Julia Al Akaila. Photo: Michael Barker
A Don’s Life
Residence don Julia Al Akaila discusses the rewards and challenges of the job
New College recognizes the essential role dons play in community building.
“I feed students. I think that’s my reputation—that I feed students.” She laughs, but when you sit across from Julia Al Akaila in her spacious L-shaped don suite on the third fl oor of Wilson Hall, you recognize quickly the truth of that statement— and that the nourishment goes well beyond the sweet treats that regularly emerge from Julia’s oven.
Before graduating in June 2017 with a specialist in Political Science, Julia spent three years as a New College residence don, helping first-years living on campus settle into their new environment and build the kind of community that can ensure their academic and personal success at university. It’s an around-the-clock job, as demanding as it is rewarding and fun. “We’re here for whatever students need. Literally anything,” Julia affirms. In residence, dons typically live on the same hallway as their charges, together forming a ‘house’ and sharing their everyday lives. At New College, which has three integrated residence buildings with a total of 880 beds, a house consists of about 40 to 45 peers. The majority of floors are gender-inclusive, but there are four women-only houses and one exclusively for men. The integrated buildings mean that residence floors, some of which are organized as living learning communities (LLC) focused on specific areas of interest, are located above classrooms or administrative offices on the lower levels. Most residents are NEWtonians, though about 150 living spaces are reserved for students from the professional faculties of Architecture, Engineering, Kinesiology and Music, and 200 for participants in the International Foundation Program (IFP).

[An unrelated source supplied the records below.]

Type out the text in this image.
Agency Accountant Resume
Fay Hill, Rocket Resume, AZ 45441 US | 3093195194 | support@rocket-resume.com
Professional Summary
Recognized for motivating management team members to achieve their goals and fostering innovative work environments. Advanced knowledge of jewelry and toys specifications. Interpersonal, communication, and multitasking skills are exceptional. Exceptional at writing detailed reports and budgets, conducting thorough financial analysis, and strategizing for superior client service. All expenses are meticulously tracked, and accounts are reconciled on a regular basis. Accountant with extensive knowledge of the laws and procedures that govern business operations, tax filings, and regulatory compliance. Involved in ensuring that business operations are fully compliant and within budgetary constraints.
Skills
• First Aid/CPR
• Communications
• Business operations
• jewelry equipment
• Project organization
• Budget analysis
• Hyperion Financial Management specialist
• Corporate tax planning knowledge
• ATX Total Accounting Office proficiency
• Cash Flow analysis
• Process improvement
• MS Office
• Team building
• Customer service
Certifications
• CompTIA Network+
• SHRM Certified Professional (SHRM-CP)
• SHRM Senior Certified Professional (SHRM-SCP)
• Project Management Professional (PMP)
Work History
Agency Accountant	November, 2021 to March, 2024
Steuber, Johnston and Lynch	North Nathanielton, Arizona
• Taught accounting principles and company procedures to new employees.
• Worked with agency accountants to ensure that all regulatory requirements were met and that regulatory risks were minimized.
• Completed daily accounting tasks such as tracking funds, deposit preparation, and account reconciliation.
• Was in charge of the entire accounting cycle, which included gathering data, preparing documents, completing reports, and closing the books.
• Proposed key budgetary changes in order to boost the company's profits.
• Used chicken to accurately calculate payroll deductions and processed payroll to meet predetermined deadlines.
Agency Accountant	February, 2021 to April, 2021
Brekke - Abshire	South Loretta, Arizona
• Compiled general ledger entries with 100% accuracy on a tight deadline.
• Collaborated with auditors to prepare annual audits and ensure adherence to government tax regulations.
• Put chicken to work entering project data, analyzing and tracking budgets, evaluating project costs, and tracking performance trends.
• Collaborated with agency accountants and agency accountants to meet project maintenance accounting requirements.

After showing newcomers the ropes—and some rules of communal living—when they first arrive, dons spend a lot of their time developing a sense of community through organized activities, at least two per month. Socials describe group activities inside the residence building—think a game night in the common room. Actives, on the other hand, require house mates to get outside, to venture beyond the bounds of their familiar floors to a city ice-skating rink or a theatre, for example. Dons also keep their doors open to any kind of concerns the students may have, whether during scheduled office hours in their extra-roomy suites or during casual visits and conversations. The concerns voiced run the gamut of young adult life on campus: difficulties with class assignments and time-management, requests for help choosing a major or accessing university resources, complaints about a noisy neighbour or a messy roommate, homesickness, troubled relationships, feelings of isolation. Leah McCormack-Smith, New College’s director of Residence and Student Life, speaks of her “constant awe” in the face of dons’ “willingness to provide the assistance and compassion that many students need as they move into a new phase of their life.” To Julia, the task is to walk the fi ne line that separates guidance from prescription, support from judgment. “You’re not there to tell the student what you think is best or what you would do if you were in their shoes. You’re there to listen and figure out what it is that they’re not saying, almost. Or what they haven’t figured out but are hinting at,” she says.

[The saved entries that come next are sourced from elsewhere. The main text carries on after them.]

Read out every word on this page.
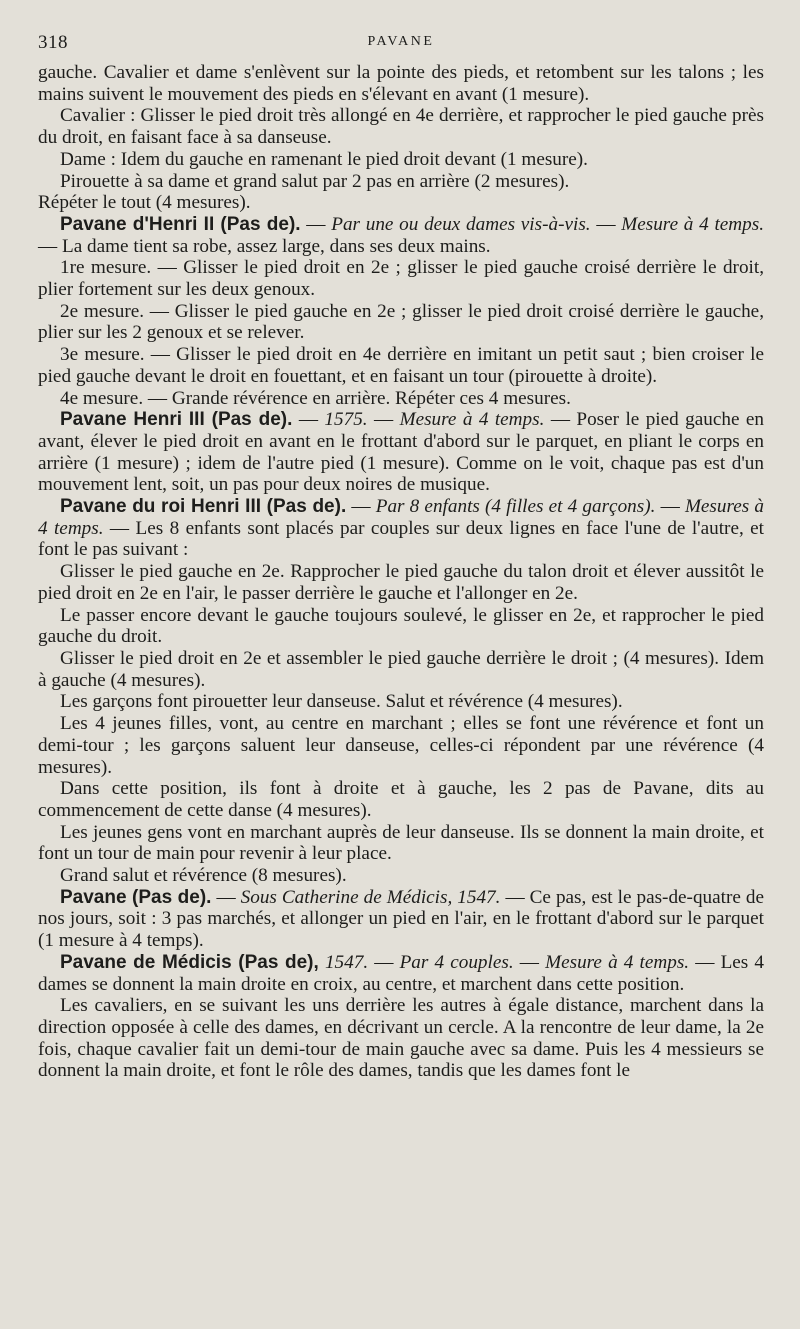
318	PAVANE

gauche. Cavalier et dame s'enlèvent sur la pointe des pieds, et retombent sur les talons ; les mains suivent le mouvement des pieds en s'élevant en avant (1 mesure).

Cavalier : Glisser le pied droit très allongé en 4e derrière, et rapprocher le pied gauche près du droit, en faisant face à sa danseuse.

Dame : Idem du gauche en ramenant le pied droit devant (1 mesure).

Pirouette à sa dame et grand salut par 2 pas en arrière (2 mesures).

Répéter le tout (4 mesures).

Pavane d'Henri II (Pas de). — Par une ou deux dames vis-à-vis. — Mesure à 4 temps. — La dame tient sa robe, assez large, dans ses deux mains.

1re mesure. — Glisser le pied droit en 2e ; glisser le pied gauche croisé derrière le droit, plier fortement sur les deux genoux.

2e mesure. — Glisser le pied gauche en 2e ; glisser le pied droit croisé derrière le gauche, plier sur les 2 genoux et se relever.

3e mesure. — Glisser le pied droit en 4e derrière en imitant un petit saut ; bien croiser le pied gauche devant le droit en fouettant, et en faisant un tour (pirouette à droite).

4e mesure. — Grande révérence en arrière. Répéter ces 4 mesures.

Pavane Henri III (Pas de). — 1575. — Mesure à 4 temps. — Poser le pied gauche en avant, élever le pied droit en avant en le frottant d'abord sur le parquet, en pliant le corps en arrière (1 mesure) ; idem de l'autre pied (1 mesure). Comme on le voit, chaque pas est d'un mouvement lent, soit, un pas pour deux noires de musique.

Pavane du roi Henri III (Pas de). — Par 8 enfants (4 filles et 4 garçons). — Mesures à 4 temps. — Les 8 enfants sont placés par couples sur deux lignes en face l'une de l'autre, et font le pas suivant :

Glisser le pied gauche en 2e. Rapprocher le pied gauche du talon droit et élever aussitôt le pied droit en 2e en l'air, le passer derrière le gauche et l'allonger en 2e.

Le passer encore devant le gauche toujours soulevé, le glisser en 2e, et rapprocher le pied gauche du droit.

Glisser le pied droit en 2e et assembler le pied gauche derrière le droit ; (4 mesures). Idem à gauche (4 mesures).

Les garçons font pirouetter leur danseuse. Salut et révérence (4 mesures).

Les 4 jeunes filles, vont, au centre en marchant ; elles se font une révérence et font un demi-tour ; les garçons saluent leur danseuse, celles-ci répondent par une révérence (4 mesures).

Dans cette position, ils font à droite et à gauche, les 2 pas de Pavane, dits au commencement de cette danse (4 mesures).

Les jeunes gens vont en marchant auprès de leur danseuse. Ils se donnent la main droite, et font un tour de main pour revenir à leur place.

Grand salut et révérence (8 mesures).

Pavane (Pas de). — Sous Catherine de Médicis, 1547. — Ce pas, est le pas-de-quatre de nos jours, soit : 3 pas marchés, et allonger un pied en l'air, en le frottant d'abord sur le parquet (1 mesure à 4 temps).

Pavane de Médicis (Pas de), 1547. — Par 4 couples. — Mesure à 4 temps. — Les 4 dames se donnent la main droite en croix, au centre, et marchent dans cette position.

Les cavaliers, en se suivant les uns derrière les autres à égale distance, marchent dans la direction opposée à celle des dames, en décrivant un cercle. A la rencontre de leur dame, la 2e fois, chaque cavalier fait un demi-tour de main gauche avec sa dame. Puis les 4 messieurs se donnent la main droite, et font le rôle des dames, tandis que les dames font le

Listening and observing, then, paying close attention— those are the skills a good don practices daily. It is also where the food comes in. As the daughter of a Greek-Canadian mother and a Syrian-Lebanese father who grew up in Greece, Julia understands the importance of placemaking, the power of food and mementoes to create connection and a sense of home, especially in an unfamiliar setting like a big research university, away from almost everything and everyone you know. Words fl ow more easily and honestly with a cup of tea in hand; baked goods bond. Her students acknowledge as much: The nomination statement that led to Julia receiving the newly renamed Professor Yves Roberge Community Builder Staff Award in April 2017 specifically mentioned her treats as part of the inclusive, cheerful and safe environment the dedicated don created on her residence floor.
New College recognizes the essential role dons play in community building, and how that sense of belonging can make all the difference in students’ academic success, personal growth and all-around university experience. So much so, in fact, that in 2014 the college established its commuter don program, based on shared geography, to assist the 80 per cent of students who live off campus. Back in residence, Julia admits that some of the conversations she has with students can be tough, that maintaining the balance between friendship and authority which her role requires takes care, patience and skill. She fell into donning almost by accident at the beginning of her third year when the Office of Residence and Student Life (ORSL) needed to fill a position and approached her. So, would she do it again? The answer is a resounding, beaming yes. Besides taking some Equity Studies courses during her time at U of T— whose focus on untold histories and attention to the nuances of language “absolutely blew” her mind—Julia describes watching and helping people find their own path, and sometimes reinvent themselves, as one of the most transformative experiences of her life. It is one from which she has learned at least as much as she has given back, one she would recommend to her peers without hesitation, not least because of the top-notch training she says New College dons receive prior to starting their positions: “I wouldn’t be where I am today if I hadn’t started donning.”